No la estaba besando a pesar de que su boca se empeñaba en buscarlo, entreabierta y dispuesta. Con un hábil movimiento, él la colocó a horcajadas encima de su propio regazo. Sintió un ramalazo de placer al notar la protuberancia que él restregaba con descaro contra su sexo.

—Me asustas —gimió ella.

—Mejor. —Y se lanzó a su boca, casi engulléndola.

Nunca la habían besado de esa forma. Era brutal, exigente, primitivo... salvaje. «Su salvaje». No, estaba loca. No podía pensar en él en esos términos. Se sentía confundida, asustada y él estaba aprovechándose, decidió. «Sí, pensando así se sentía mejor con su conciencia».

—Cuando se enteren de que me has secuestrado y me estás forzando, mi familia te va a matar —lo amenazó, mientras levantaba el trasero y dejaba que él le arrancara el fino tanga rojo de un tirón.

—Los estaré esperando.

Los dedos de él vagaron entre sus nalgas. Sin darse cuenta se tensó ante el placer que le proporcionó descubrir que deseaba que él siguiera explorando aquella sensación, desconocida para ella. Y lo hizo, al tiempo que soltaba su cabello y bajaba por la garganta la mano con que lo aferraba, llegando hasta el pecho, que tomó con la palma, rozando el pezón con el pulgar, que estaba rosa, duro y apetecible. Luego se lo metió en la boca, chupó y tiró de él hasta que ella no pudo evitar gemir y arquearse contra él.

El deseo que sintió fue brutal, devastador.

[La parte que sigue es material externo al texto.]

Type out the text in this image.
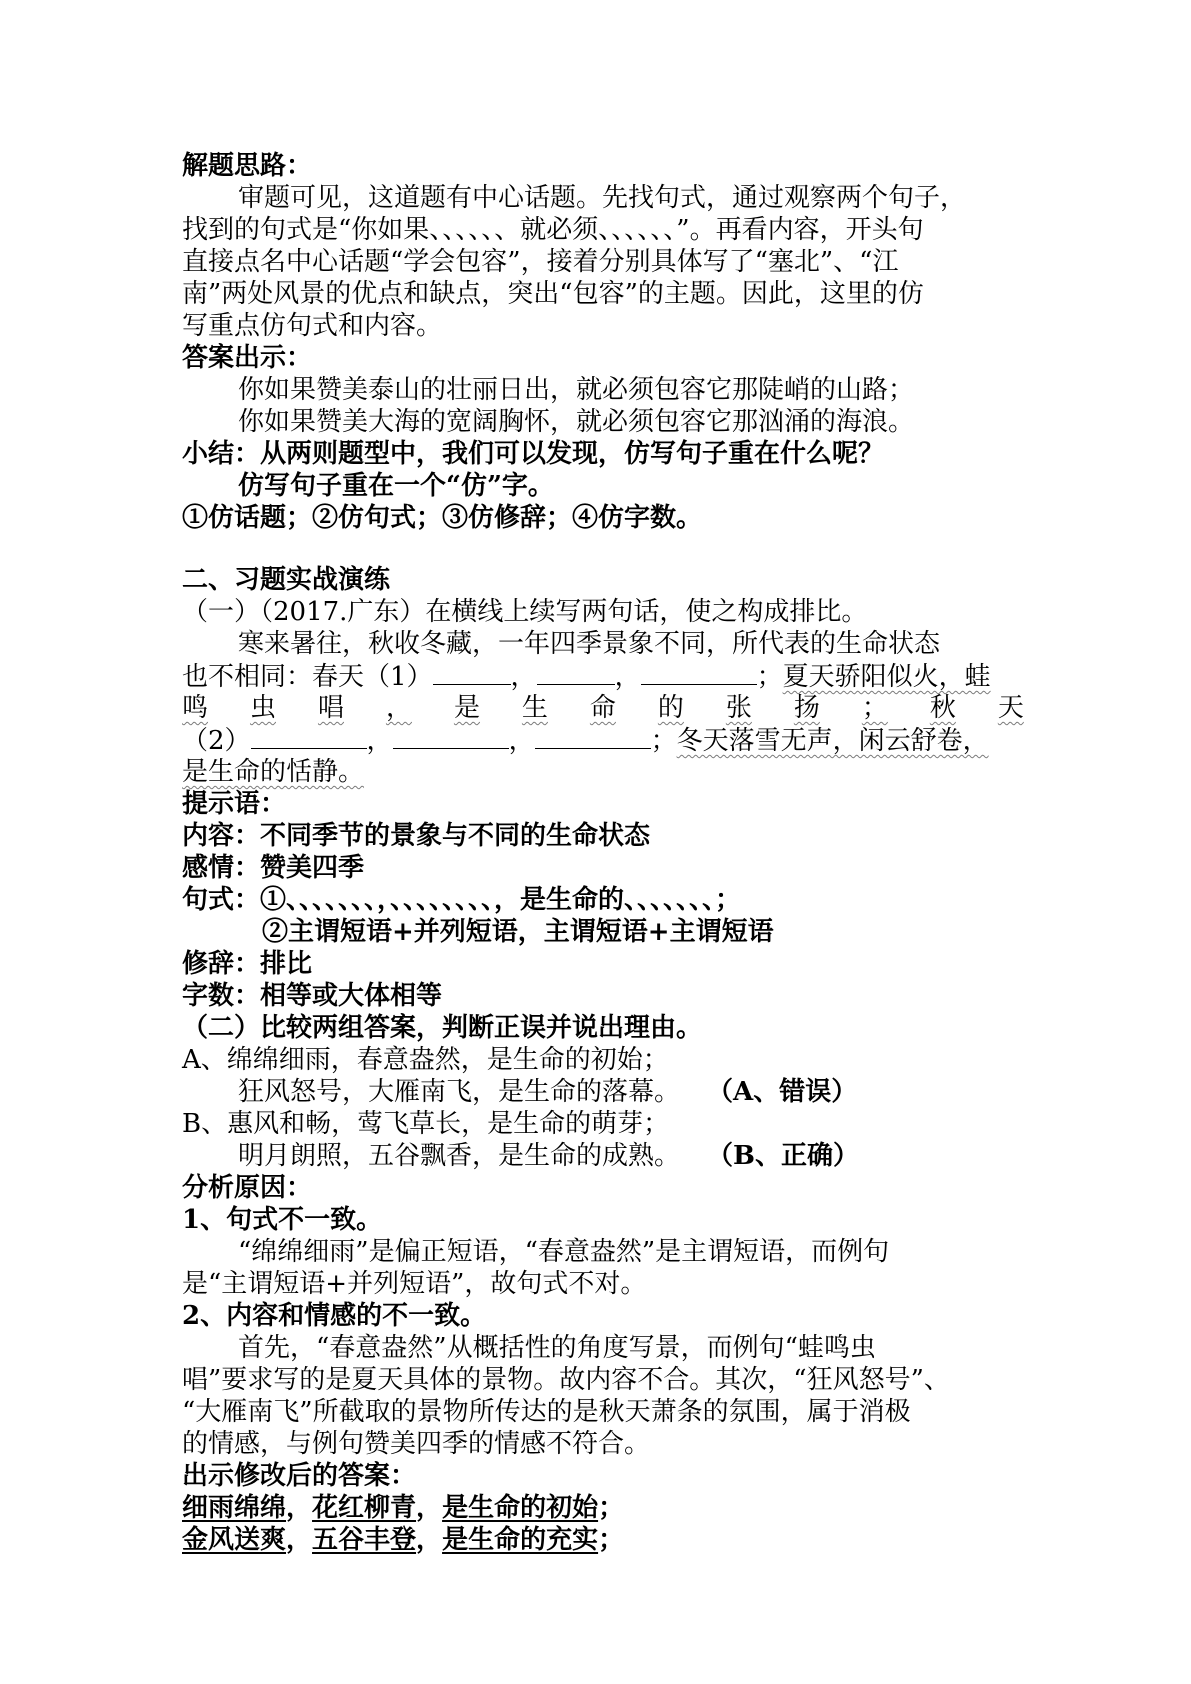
解题思路：
审题可见，这道题有中心话题。先找句式，通过观察两个句子，
找到的句式是“你如果、、、、、、就必须、、、、、、”。再看内容，开头句
直接点名中心话题“学会包容”，接着分别具体写了“塞北”、“江
南”两处风景的优点和缺点，突出“包容”的主题。因此，这里的仿
写重点仿句式和内容。
答案出示：
你如果赞美泰山的壮丽日出，就必须包容它那陡峭的山路；
你如果赞美大海的宽阔胸怀，就必须包容它那汹涌的海浪。
小结：从两则题型中，我们可以发现，仿写句子重在什么呢？
仿写句子重在一个“仿”字。
①仿话题；②仿句式；③仿修辞；④仿字数。
二、习题实战演练
（一）（2017.广东）在横线上续写两句话，使之构成排比。
寒来暑往，秋收冬藏，一年四季景象不同，所代表的生命状态
也不相同：春天（1）	，	，	；夏天骄阳似火，蛙
鸣 虫 唱 ， 是 生 命 的 张 扬 ； 秋 天
（2）	，	，	；冬天落雪无声，闲云舒卷，
是生命的恬静。
提示语：
内容：不同季节的景象与不同的生命状态
感情：赞美四季
句式：①、、、、、、、，、、、、、、、、，是生命的、、、、、、、；
②主谓短语+并列短语，主谓短语+主谓短语
修辞：排比
字数：相等或大体相等
（二）比较两组答案，判断正误并说出理由。
A、绵绵细雨，春意盎然，是生命的初始；
狂风怒号，大雁南飞，是生命的落幕。 （A、错误）
B、惠风和畅，莺飞草长，是生命的萌芽；
明月朗照，五谷飘香，是生命的成熟。 （B、正确）
分析原因：
1、句式不一致。
“绵绵细雨”是偏正短语，“春意盎然”是主谓短语，而例句
是“主谓短语+并列短语”，故句式不对。
2、内容和情感的不一致。
首先，“春意盎然”从概括性的角度写景，而例句“蛙鸣虫
唱”要求写的是夏天具体的景物。故内容不合。其次，“狂风怒号”、
“大雁南飞”所截取的景物所传达的是秋天萧条的氛围，属于消极
的情感，与例句赞美四季的情感不符合。
出示修改后的答案：
细雨绵绵，花红柳青，是生命的初始；
金风送爽，五谷丰登，是生命的充实；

No sabía que podía sentir tanto placer con aquella caricia prohibida, con esa forma de tocar... Tan duro, tan áspero, tan fuerte...

Le gustaba. Le gustaba mucho. Si solo apretara un poco más, podría correrse en ese mismo instante.

Él la había hechizado, estaba claro. Ella era modosita, más bien tímida en cuestiones de sexo, y esas cosas le daban vergüenza. Se odió por sentirse tan excitada y necesitada por culpa de un maldito salvaje que la trataba como a una...

—Eres un bruto. George siempre fue dulce...

Una fuerte palmada resonó contra su trasero. El picor la puso tan al límite del abismo del placer que la enfureció.

—Si vuelves a nombrar a otro hombre mientras estás conmigo, te pondré este hermoso y redondo culo como un tomate —la amenazó.

Ella se movió como una gatita y, despacio, con delicadeza, le pasó la mano por la cintura. Pero, en un rápido movimiento, se hizo con el cuchillo que él siempre llevaba en la parte de atrás del cinturón y se lo apretó contra la garganta. Alzó las cejas mientras sonreía con gesto ganador al tiempo que, con la otra mano, se enredaba el oscuro y largo cabello de Byron en el brazo y tiraba de él.